Bild oben: Handwerklich hergestellte Lebensmittel im Sinne der Slow Food Philosophie "gut, sauber, fair" - hausgebackenes Weizensauerteigbrot aus dem nordhessischen Slow Food Selbstversorger-Haushalt Artzt-Kniepkamp und die drei Arche-Produkte Nordhessische Ahle Wurscht, Westcombe Cheddar (hinten) und Raw Milk Stichelton (vorn). | © Margret Artzt

Zusatzstoffe: Nicht unbedingt gefährlich, mit Sicherheit aber überflüssig!

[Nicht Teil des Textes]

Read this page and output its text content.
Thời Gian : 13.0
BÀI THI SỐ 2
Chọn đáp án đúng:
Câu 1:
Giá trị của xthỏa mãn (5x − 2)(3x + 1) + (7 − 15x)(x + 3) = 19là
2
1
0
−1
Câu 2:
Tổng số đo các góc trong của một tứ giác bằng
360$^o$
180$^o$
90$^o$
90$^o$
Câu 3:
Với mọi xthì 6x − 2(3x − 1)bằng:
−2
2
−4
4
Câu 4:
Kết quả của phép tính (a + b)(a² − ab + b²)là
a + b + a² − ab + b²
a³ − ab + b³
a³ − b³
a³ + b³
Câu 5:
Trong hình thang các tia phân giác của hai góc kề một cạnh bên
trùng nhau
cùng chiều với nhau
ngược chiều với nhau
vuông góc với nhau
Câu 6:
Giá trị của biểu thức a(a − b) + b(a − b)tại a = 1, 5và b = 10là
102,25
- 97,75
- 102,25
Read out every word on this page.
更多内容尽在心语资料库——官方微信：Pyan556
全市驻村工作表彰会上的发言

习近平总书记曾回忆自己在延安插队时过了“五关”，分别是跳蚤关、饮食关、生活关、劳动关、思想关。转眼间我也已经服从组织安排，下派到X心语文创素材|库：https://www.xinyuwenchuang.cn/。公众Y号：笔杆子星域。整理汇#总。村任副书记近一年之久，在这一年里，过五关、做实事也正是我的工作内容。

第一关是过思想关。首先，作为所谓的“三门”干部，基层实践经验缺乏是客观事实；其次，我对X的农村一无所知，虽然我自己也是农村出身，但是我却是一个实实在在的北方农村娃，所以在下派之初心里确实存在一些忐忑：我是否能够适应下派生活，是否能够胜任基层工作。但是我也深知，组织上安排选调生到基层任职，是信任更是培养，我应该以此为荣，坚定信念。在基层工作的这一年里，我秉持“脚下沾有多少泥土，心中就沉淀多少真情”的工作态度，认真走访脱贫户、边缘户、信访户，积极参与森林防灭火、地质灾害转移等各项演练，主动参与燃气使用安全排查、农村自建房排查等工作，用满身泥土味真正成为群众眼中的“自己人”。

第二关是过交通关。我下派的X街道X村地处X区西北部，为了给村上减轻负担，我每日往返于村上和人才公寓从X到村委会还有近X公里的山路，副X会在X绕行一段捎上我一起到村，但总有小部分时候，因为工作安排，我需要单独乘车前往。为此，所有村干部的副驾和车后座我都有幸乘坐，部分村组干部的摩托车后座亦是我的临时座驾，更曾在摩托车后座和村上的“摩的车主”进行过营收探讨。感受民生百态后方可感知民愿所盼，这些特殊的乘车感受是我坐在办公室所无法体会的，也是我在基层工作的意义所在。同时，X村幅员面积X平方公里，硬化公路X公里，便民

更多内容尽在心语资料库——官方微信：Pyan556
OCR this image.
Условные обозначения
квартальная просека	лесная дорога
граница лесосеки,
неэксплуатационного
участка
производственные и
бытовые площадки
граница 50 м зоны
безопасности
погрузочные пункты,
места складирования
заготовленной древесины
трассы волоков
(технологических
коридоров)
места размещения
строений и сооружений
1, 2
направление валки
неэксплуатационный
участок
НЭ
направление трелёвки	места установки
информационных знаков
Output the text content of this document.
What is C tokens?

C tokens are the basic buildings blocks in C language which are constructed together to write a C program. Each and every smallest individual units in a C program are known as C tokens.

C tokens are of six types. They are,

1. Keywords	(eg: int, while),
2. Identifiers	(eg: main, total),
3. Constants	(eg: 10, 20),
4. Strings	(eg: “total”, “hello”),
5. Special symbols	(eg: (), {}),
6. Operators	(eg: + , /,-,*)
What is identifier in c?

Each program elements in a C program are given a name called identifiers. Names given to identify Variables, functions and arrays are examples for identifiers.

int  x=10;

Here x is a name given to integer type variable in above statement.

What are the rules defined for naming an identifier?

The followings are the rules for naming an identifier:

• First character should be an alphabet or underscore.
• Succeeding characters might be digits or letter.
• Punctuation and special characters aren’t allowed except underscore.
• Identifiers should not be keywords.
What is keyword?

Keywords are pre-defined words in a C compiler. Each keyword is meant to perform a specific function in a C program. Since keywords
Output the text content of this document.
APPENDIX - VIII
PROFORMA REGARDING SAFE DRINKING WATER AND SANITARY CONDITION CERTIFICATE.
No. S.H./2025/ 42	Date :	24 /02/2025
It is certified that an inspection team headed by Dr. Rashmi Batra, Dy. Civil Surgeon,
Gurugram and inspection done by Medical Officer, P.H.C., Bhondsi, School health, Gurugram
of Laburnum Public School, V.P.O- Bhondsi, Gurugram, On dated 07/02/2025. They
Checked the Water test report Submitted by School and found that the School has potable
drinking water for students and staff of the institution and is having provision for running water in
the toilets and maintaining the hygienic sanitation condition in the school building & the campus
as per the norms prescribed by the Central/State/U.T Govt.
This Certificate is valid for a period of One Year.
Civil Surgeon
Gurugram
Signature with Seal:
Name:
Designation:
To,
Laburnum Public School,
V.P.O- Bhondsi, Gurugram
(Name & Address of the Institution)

„Die Produkte der Industrie sind nicht gefährlich, dafür gibt es die entsprechenden Gesetze. Aber sie manipuliert den Geschmack unserer Lebensmittel und uns Verbraucher. Dazu verwendet sie Zusatz- und Hilfsstoffe“, erklärt Hanns-Ernst Kniepkamp, Diplom-Chemiker und Leiter der Qualitätskommission von Slow Food Deutschland, der die Seminare konzeptioniert hat. „Die Frage lautet, ob man diese Stoffe verzehren möchte, die für eine industrielle Produktion notwendig sind, und für eine handwerkliche Herstellung nicht.“

Bei der industriellen Herstellung steht das Ziel im Vordergrund, möglichst kostengünstig und gewinnoptimierend das immer gleiche Produkt herzustellen. Das bedeutet, die Zutaten müssen von Maschinen vollautomatisch be- und verarbeitet werden können, das ist billiger als menschliche Arbeitskraft. Zudem muss die Herstellung schnell gehen und es muss eine hohe Prozesssicherheit herrschen. Letzteres heißt, es darf wenig Ausschuss geben und alle Produkte sollen immer gleich aussehen und schmecken. Das wird erreicht durch jede Menge Hilfs- und Zusatzstoffe aus der chemischen Trickkiste und geht unter anderem zu Lasten des Geschmacks. Dieser wird dann nachträglich wieder in Form von Aromastoffen hinzugefügt.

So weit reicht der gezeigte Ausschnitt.